Hebius ishigakiensis
- Conservation status: Near Threatened (IUCN 3.1)

Scientific classification
- Kingdom: Animalia
- Phylum: Chordata
- Class: Reptilia
- Order: Squamata
- Suborder: Serpentes
- Family: Colubridae
- Genus: Hebius
- Species: H. ishigakiensis
- Binomial name: Hebius ishigakiensis (Malnate & Munsterman, 1960)
- Synonyms: Natrix pryeri ishigakiensis Malnate & Munsterman, 1960

= Hebius ishigakiensis =

- Genus: Hebius
- Species: ishigakiensis
- Authority: (Malnate & Munsterman, 1960)
- Conservation status: NT
- Synonyms: Natrix pryeri ishigakiensis Malnate & Munsterman, 1960

Species of snake

Hebius ishigakiensis, the Yaeyama keelback, is a species of snake of the family Colubridae.

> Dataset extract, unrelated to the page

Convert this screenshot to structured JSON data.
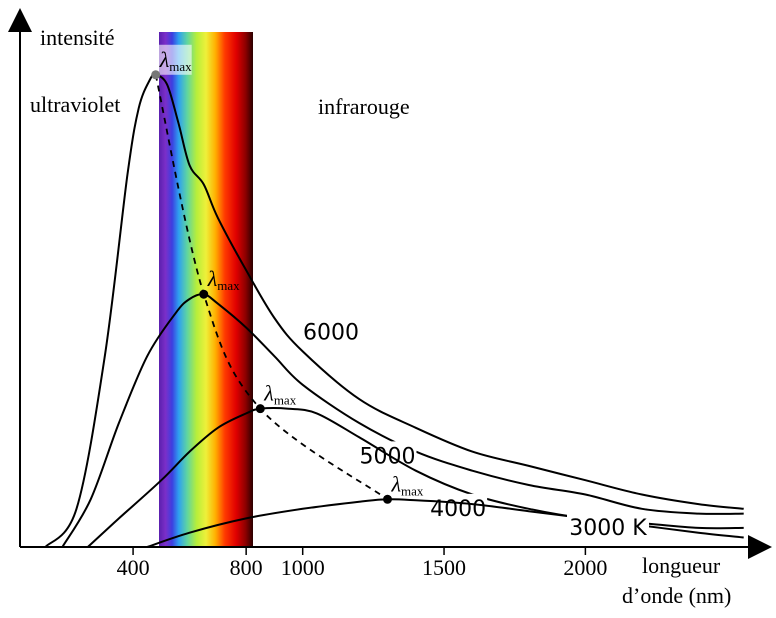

The snake is endemic to Ishigaki and Iriomote in the Yaeyama Islands of southernmost Japan.

==Description==
The holotype is an adult male measuring 93 cm in total length. The tail makes 27% of the total length. Hatchlings measure about 17 cm.

==Habitat and ecology==
Hebius ishigakiensis is an uncommon snake that inhabits rivers, paddy fields, and wetlands in both plains and mountain areas. It mainly feeds on frogs and lizards.